Requires-Dist: networkx>=2.8; extra == "dev"
Dynamic: license-file

# incv-community-detection

Inductive Node-Splitting Cross-Validation (INCV) for community detection in network data.

## Overview

This package implements **Inductive Node-Splitting Cross-Validation (INCV)** for selecting the number of communities in Stochastic Block Models (SBMs).
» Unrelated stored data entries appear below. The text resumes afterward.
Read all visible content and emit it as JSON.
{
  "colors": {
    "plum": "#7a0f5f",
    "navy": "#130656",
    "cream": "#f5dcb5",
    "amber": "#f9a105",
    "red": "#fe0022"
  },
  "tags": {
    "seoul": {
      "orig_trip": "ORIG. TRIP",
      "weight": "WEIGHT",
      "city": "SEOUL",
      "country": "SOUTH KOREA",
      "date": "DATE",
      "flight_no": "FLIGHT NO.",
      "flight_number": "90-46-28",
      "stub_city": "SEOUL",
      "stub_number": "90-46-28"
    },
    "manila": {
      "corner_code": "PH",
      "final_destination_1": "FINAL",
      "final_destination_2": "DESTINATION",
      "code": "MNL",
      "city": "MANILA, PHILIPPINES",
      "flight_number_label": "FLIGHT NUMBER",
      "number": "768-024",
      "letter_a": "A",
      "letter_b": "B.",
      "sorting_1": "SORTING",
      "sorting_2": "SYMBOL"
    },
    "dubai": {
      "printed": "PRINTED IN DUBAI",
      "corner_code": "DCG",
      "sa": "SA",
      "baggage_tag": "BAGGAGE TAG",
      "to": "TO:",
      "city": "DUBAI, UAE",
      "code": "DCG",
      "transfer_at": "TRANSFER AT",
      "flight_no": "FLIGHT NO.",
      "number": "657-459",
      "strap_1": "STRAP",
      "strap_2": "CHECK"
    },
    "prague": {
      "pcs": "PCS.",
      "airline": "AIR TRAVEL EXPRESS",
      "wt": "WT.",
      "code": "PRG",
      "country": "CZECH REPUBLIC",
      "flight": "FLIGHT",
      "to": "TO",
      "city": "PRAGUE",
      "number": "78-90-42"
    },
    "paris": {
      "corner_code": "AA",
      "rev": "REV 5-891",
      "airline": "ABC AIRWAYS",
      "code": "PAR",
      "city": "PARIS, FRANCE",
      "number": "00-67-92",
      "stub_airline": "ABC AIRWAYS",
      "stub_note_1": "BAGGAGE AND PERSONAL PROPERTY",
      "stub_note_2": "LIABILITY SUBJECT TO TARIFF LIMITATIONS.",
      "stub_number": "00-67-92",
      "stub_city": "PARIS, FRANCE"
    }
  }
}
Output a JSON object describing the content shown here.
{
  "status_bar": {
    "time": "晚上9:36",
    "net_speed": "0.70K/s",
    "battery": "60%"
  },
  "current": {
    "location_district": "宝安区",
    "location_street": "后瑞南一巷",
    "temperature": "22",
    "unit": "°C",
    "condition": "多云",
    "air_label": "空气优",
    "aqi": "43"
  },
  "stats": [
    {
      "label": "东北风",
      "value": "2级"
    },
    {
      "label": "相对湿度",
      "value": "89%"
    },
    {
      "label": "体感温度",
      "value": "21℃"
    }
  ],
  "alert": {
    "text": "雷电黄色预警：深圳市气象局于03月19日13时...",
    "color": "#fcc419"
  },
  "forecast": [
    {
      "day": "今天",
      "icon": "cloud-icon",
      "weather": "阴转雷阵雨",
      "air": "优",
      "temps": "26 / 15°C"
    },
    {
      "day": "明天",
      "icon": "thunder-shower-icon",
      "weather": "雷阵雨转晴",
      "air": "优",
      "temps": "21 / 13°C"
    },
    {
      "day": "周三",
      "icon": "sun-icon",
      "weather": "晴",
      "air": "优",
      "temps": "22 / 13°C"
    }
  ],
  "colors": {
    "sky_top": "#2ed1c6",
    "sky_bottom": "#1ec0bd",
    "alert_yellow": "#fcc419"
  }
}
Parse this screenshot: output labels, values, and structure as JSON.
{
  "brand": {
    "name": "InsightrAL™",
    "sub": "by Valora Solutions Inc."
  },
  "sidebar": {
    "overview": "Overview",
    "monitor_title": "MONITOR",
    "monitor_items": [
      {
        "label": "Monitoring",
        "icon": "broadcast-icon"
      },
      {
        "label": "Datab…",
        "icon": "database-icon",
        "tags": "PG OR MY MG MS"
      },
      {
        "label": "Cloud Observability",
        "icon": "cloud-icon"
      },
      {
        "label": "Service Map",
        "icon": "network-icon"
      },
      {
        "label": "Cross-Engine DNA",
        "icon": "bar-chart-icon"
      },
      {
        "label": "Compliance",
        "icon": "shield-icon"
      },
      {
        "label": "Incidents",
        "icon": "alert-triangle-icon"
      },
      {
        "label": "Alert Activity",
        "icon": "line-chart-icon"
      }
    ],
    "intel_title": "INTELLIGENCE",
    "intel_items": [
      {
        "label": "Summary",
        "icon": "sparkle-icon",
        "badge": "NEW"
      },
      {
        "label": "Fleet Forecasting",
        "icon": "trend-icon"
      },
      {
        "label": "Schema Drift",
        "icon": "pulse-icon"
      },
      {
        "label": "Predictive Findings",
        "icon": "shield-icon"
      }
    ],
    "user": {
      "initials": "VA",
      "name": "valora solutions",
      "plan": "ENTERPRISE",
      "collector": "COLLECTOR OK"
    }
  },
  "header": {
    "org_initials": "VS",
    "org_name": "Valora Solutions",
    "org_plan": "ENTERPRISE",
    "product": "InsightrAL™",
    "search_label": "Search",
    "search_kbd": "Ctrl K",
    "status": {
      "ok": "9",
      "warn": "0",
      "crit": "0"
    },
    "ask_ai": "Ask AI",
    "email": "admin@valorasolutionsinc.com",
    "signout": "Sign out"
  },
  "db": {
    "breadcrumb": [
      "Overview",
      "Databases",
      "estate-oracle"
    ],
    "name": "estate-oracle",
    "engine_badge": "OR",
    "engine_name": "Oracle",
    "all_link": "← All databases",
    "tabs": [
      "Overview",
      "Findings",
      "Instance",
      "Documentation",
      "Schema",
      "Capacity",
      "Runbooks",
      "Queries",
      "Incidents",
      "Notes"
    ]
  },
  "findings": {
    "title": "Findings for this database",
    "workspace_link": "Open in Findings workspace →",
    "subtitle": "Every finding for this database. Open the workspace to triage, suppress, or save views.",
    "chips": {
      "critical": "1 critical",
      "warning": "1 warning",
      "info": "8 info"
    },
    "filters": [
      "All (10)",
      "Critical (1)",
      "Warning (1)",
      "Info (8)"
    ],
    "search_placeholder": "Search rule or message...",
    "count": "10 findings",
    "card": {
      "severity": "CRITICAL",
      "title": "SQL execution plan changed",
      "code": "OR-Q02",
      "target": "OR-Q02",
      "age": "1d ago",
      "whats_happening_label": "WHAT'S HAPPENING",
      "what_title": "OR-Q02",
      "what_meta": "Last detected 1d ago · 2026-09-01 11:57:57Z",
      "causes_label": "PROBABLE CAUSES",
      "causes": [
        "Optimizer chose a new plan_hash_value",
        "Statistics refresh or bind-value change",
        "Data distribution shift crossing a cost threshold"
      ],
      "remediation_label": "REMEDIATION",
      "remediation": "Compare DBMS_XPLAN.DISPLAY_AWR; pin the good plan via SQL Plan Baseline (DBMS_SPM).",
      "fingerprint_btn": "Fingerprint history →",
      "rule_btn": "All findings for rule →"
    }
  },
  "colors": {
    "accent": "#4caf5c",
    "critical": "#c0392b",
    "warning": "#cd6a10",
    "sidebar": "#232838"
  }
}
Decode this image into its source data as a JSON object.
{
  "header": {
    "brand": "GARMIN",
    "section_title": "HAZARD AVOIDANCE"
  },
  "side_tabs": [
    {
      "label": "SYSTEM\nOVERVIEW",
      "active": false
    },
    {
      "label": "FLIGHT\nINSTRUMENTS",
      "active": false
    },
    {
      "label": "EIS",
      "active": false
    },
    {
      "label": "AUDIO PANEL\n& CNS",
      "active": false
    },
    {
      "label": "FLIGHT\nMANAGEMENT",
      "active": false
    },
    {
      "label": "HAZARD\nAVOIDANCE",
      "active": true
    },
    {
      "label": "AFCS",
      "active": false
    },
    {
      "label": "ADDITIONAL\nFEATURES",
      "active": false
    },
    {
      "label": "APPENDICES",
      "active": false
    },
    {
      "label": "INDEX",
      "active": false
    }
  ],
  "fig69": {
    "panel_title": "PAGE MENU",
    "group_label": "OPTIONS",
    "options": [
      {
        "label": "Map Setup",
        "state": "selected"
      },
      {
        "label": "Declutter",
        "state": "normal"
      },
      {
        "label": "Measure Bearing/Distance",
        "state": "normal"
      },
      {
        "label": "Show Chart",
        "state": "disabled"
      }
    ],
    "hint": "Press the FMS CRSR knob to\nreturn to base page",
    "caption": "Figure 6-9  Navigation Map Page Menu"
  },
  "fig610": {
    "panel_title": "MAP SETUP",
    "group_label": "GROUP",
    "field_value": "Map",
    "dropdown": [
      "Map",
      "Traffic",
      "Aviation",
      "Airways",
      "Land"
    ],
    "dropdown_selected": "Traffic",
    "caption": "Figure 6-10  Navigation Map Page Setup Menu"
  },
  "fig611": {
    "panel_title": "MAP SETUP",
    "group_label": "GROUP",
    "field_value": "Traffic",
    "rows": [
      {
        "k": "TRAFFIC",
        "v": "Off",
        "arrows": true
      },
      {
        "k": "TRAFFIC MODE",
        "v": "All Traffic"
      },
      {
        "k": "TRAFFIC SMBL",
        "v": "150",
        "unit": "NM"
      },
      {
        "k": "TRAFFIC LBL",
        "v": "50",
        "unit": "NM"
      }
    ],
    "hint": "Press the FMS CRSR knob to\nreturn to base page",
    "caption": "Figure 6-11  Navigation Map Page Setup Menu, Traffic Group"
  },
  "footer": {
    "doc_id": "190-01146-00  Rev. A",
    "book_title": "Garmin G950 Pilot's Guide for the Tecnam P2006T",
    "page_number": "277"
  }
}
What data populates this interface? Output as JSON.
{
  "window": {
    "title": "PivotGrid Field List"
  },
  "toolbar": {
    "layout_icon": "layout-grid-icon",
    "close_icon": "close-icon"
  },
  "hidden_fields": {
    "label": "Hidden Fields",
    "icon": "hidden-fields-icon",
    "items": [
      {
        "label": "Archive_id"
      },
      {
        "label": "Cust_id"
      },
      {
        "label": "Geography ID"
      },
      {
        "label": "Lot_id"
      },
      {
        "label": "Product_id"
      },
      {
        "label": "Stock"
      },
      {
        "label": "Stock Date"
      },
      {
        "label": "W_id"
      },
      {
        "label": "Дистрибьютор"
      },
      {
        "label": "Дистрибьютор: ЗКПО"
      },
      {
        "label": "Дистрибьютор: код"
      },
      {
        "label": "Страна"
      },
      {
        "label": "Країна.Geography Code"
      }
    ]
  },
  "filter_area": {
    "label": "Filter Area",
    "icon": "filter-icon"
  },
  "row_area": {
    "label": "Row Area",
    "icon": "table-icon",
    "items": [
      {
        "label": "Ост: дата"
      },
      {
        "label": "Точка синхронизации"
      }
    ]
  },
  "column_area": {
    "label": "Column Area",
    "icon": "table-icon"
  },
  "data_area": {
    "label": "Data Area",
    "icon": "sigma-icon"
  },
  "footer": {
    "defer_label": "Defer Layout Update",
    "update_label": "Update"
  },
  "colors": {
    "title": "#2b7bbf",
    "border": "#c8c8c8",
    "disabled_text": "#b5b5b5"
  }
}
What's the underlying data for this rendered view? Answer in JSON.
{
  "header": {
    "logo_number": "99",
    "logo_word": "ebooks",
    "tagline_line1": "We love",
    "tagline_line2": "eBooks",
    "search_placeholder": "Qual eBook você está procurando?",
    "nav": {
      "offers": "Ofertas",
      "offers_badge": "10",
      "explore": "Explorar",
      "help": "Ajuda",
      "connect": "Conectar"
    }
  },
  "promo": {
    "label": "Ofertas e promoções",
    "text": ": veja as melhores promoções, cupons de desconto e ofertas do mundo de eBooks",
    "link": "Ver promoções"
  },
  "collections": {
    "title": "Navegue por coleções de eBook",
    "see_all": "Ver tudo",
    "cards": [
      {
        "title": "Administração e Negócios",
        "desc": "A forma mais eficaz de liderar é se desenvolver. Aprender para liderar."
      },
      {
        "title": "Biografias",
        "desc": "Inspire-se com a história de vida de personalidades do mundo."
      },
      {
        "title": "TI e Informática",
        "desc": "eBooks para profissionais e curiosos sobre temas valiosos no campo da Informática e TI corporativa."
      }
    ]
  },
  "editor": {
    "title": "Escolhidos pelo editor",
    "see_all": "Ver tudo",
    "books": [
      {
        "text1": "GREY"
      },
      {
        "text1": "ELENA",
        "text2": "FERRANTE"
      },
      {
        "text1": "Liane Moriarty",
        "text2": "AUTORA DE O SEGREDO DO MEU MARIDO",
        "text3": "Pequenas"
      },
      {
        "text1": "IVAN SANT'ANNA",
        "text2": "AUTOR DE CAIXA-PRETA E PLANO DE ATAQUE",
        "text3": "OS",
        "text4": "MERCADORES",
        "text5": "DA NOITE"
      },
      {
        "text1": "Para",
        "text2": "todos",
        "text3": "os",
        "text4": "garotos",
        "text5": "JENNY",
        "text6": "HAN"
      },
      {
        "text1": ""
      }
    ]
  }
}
It also provides competing methods — **Edge Cross-Validation (ECV)** and **Node Cross-Validation (NCV)** — for comprehensive model selection in network analysis.

### Key features

- **INCV (f-fold and random split)**: Node-level cross-validation that splits nodes into folds, fits spectral clustering on training nodes, infers held-out node communities, and evaluates via negative log-likelihood and MSE.
- **ECV**: Edge holdout cross-validation for blockmodel selection.
- **NCV**: Node holdout cross-validation for blockmodel selection.
- **Network simulation**: Generators for SBM and planted-partition models.
- **Real-data applications**: Data loaders for International Trade and 108th U.S. Senate datasets.
- **Visualization**: CV loss curve plots, network graphs with community coloring.

## Installation

```bash
# From PyPI
pip install incv-community-detection

# Or install from GitHub
pip install git+https://github.com/ivylinzhang97/incv-community-detection.git

# With optional network plotting support
pip install "incv-community-detection[network]"
```

## Quick start

### Simulate a network and select K with INCV

```python
import numpy as np
from incv import community_sim, nscv_f_fold

rng = np.random.default_rng(42)
membership, A = community_sim(k=3, n=300, n1=60, p=0.3, q=0.1, rng=rng)

# Run 10-fold INCV
result = nscv_f_fold(A, k_vec=list(range(2, 8)), f=10, rng=rng)
print(f"Selected K (NLL): {result['k_loss']}")
print(f"Selected K (MSE): {result['k_mse']}")
```

### Compare with ECV and NCV

```python
from incv import ecv_block, ncv_select

ecv = ecv_block(A, max_K=6, B=5, rng=rng)
print(f"ECV model: {ecv['l2_model']}")

ncv = ncv_select(A, max_K=6, cv=3, rng=rng)
print(f"NCV model: {ncv['l2_model']}")
```

### Plot CV loss curves

```python
from incv import plot_cv_loss

plot_cv_loss(
    list(range(2, 8)), result["cv_loss"], result["cv_mse"],
    k_best_loss=result["k_loss"], k_best_mse=result["k_mse"],
    save_path="cv_loss.png",
)
```

## Package structure

| Module | Contents |
|--------|----------|
| `incv.core` | `community_sim()`, `community_sim_sbm()`, `sbm_spectral_clustering()`, `sbm_prob()`, `nscv_f_fold()`, `nscv_random_split()` |
| `incv.competitors` | `ecv_block()`, `ncv_select()` |
| `incv.simulations` | `sim_folds()`, `sim_community()`, `sim_compare()` |
| `incv.applications` | `load_trade_data()`, `load_senate_data()` |
| `incv.plotting` | `plot_cv_loss()`, `plot_network()`, `plot_fold_comparison()`, `plot_community_comparison()` |

## Dependencies

**Required**: numpy, scipy, scikit-learn, pandas, matplotlib

**Optional** (for network plots): networkx

## License

MIT

## Citation

If you use this package in your research, please cite the paper on Inductive Node-Splitting Cross-Validation in Networks.